Reporter: Diki Mardiansyah | Editor: Herlina Kartika Dewi
KONTAN.CO.ID - JAKARTA. PT Pertamina Hulu Energi (PHE) akan mengubah skema kontrak 4 blok minyak dan gas bumi (migas) dari gross split menjadi cost recovery. PHR secara resmi telah mengajukan permohonan perubahan skema kontrak bagi hasil dari gross split menjadi cost recovery di 4 blok migas yang dikelola, antara lain Blok Offshore Southeast Sumatera (OSES), Offshore North West Java (ONWJ), Attaka, dan Tuban East Java.
Direktur Utama PHE Chalid Said Salim menuturkan, permohonan pengajuan pindah skmea kontrak telah didiskusikan bersama dengan pemerintah sejak 2023 dan proposal resminya baru diajukan awal tahun ini.
"Diskusinya sejak lama, tapi baru di-submit resmi awal tahun," kata Chalid di kompleks DPR, Rabu (13/3).
Baca Juga: Target Produksi Minyak 1 Juta Barel pada 2030 Optimistis Tercapai
Ia menambahkan, pengubahan alih skema dari gross split menjadi cost recovery dilakukan untuk mendukung keekonomian lapangan yang telah berusia tua.
Sementara itu, Deputi Eksplorasi, Pengembangan dan Manajemen Wilayah Kerja, SKK Migas, Benny Lubiantara mengatakan, PHE sudah mengajukan usulan migrasi kontraks Gross Split (GS) di 4 Wilayah Kerja kembali ke skema Kontrak Cost Recovery (CR) ke SKK Migas.
"Kami sudah berdiskusi dan memahami kebutuhan tersebut.
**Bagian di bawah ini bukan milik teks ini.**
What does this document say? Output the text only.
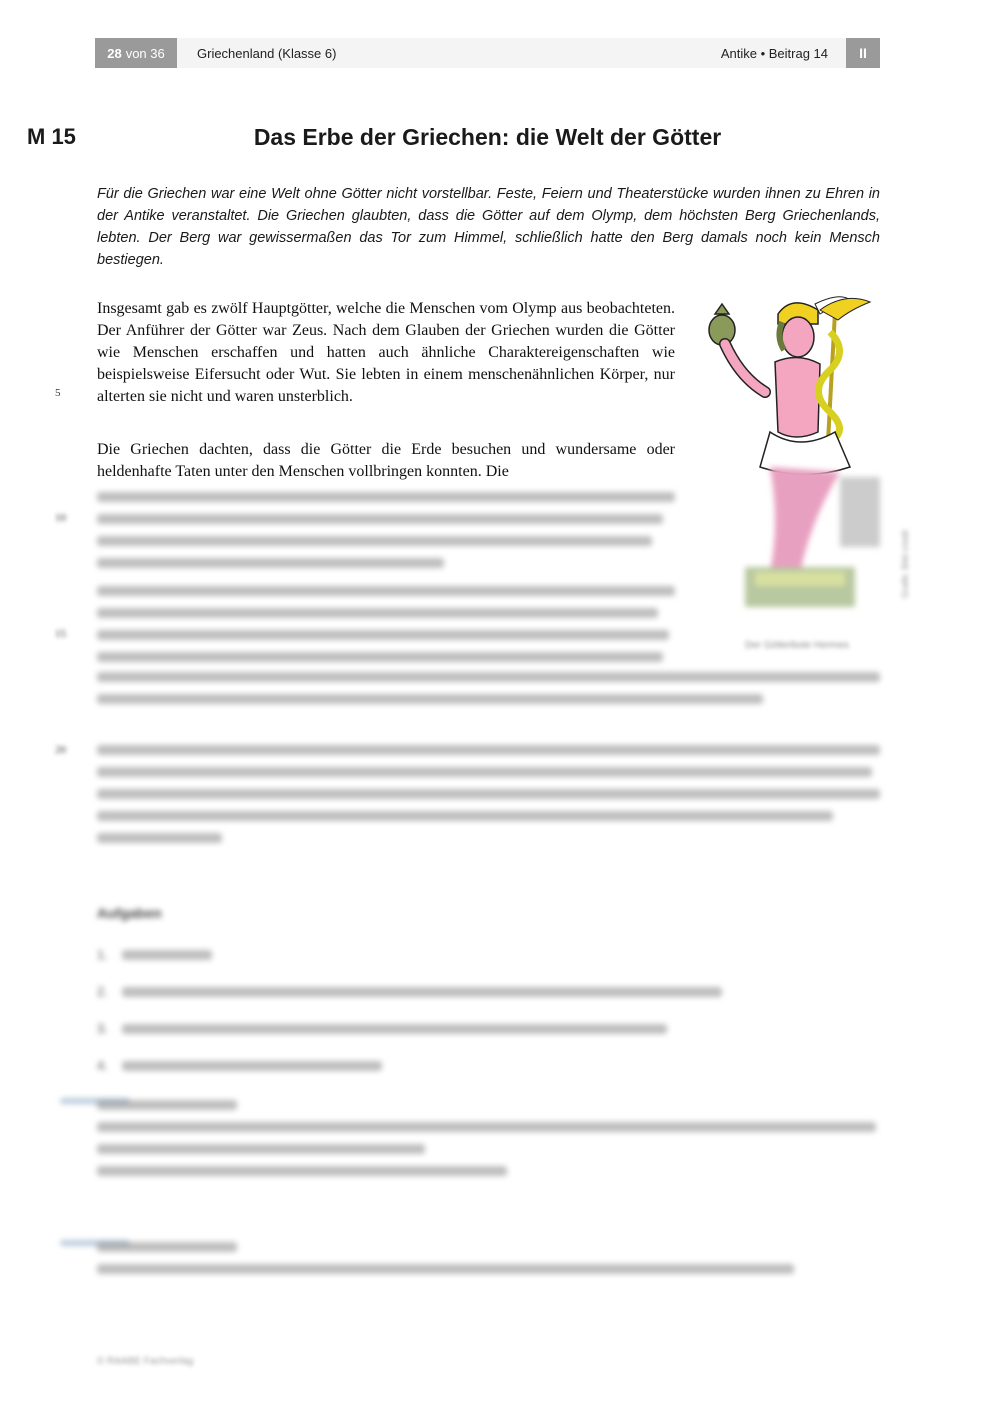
28 von 36 Griechenland (Klasse 6)	Antike • Beitrag 14	II
M 15	Das Erbe der Griechen: die Welt der Götter
Für die Griechen war eine Welt ohne Götter nicht vorstellbar. Feste, Feiern und Theaterstücke wurden ihnen zu Ehren in der Antike veranstaltet. Die Griechen glaubten, dass die Götter auf dem Olymp, dem höchsten Berg Griechenlands, lebten. Der Berg war gewissermaßen das Tor zum Himmel, schließlich hatte den Berg damals noch kein Mensch bestiegen.
Insgesamt gab es zwölf Hauptgötter, welche die Menschen vom Olymp aus beobachteten. Der Anführer der Götter war Zeus. Nach dem Glauben der Griechen wurden die Götter wie Menschen erschaffen und hatten auch ähnliche Charaktereigenschaften wie beispielsweise Eifersucht oder Wut. Sie lebten in einem menschenähnlichen Körper, nur alterten sie nicht und waren unsterblich.
5
Die Griechen dachten, dass die Götter die Erde besuchen und wundersame oder heldenhafte Taten unter den Menschen vollbringen konnten. Die
10
15
20
Der Götterbote Hermes
Grafik: Bild credit
Aufgaben
1.
2.
3.
4.
© RAABE Fachverlag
Namun, kami juga meminta agar PHE memperbaiki proposal tersebut dengan menambahkan justifikasi yang lebih komprehensif, mengingat migrasi kontrak ini merupakan perubahan yang prinsipil," kata Benny saat dihubungi KONTAN, Minggu (17/3).
Ia menuturkan, PHE memang sudah mengajukan proposal tetapi SKK Migas melihat perlu diperbaiki proposalnya, tidak ujug-ujug mengajukan proposal migrasi dari Gross Split ke Cost Recovery semata-mata karena proyek ke depan tidak ekonomis atau migrasi tersebut dalam rangka men-unblock potensi sumber daya di wilayah kerja tersebut.
Benny menambahkan bahwa proposal tersebut perlu dielaborasi lebih jauh, kenapa baru sekarang PHE berbondong-bondong pindah kembali ke Cost Recovery, padahal ada WK eksisting yang minta pindah tersebut dari awal saat alih kelola dengan skema Gross Split 5 tahun lalu bagian bersih kontraktor (Net contractor share) sudah negatif.
Menurut Benny, kegiatan maintenance fasilitas di beberapa WK lain juga jadi terhambat dengan Skema Gross Split saat ini yang tentunya berdampak ke produksi dan lain-lain.
“Jadi Proposal harus komplit dengan kronologis, Pros & Cons dan lain-lain," sambung Benny.
Berdasarkan implementasi skema Gross Split selama lebih kurang 7 tahun, SKK Migas melihat bahwa memang Terms & Conditions (T&C) GS saat ini tidak menarik.
Baca Juga: Pertamina Berkontribusi 68% Produksi Minyak Mentah Nasional
“Jadi bukan Gross Split-nya yang salah karena skema tersebut juga dikenal di beberapa negara, yang jadi masalah itu T&C skema Gross Split kita saat ini yang disainnya jelek atau tidak menarik," tutur Benny.
Implikasinya, kata Benny, untuk proyek ke depan bahkan di beberapa kasus untuk me-maintain produksi saat ini pun tidak ekonomis.
Benny berharap pihak yang menjalankan skema Grpss Split selama ini seperti PHE juga harus terbuka menyampaikan kendala yang dihadapi supaya ada sharing pengalaman dari pelaku langsung.
"Sehingga publik juga tidak bingung dan misleading kenapa pada berbondong bondong minta kembali ke skema CR," tandas Benny.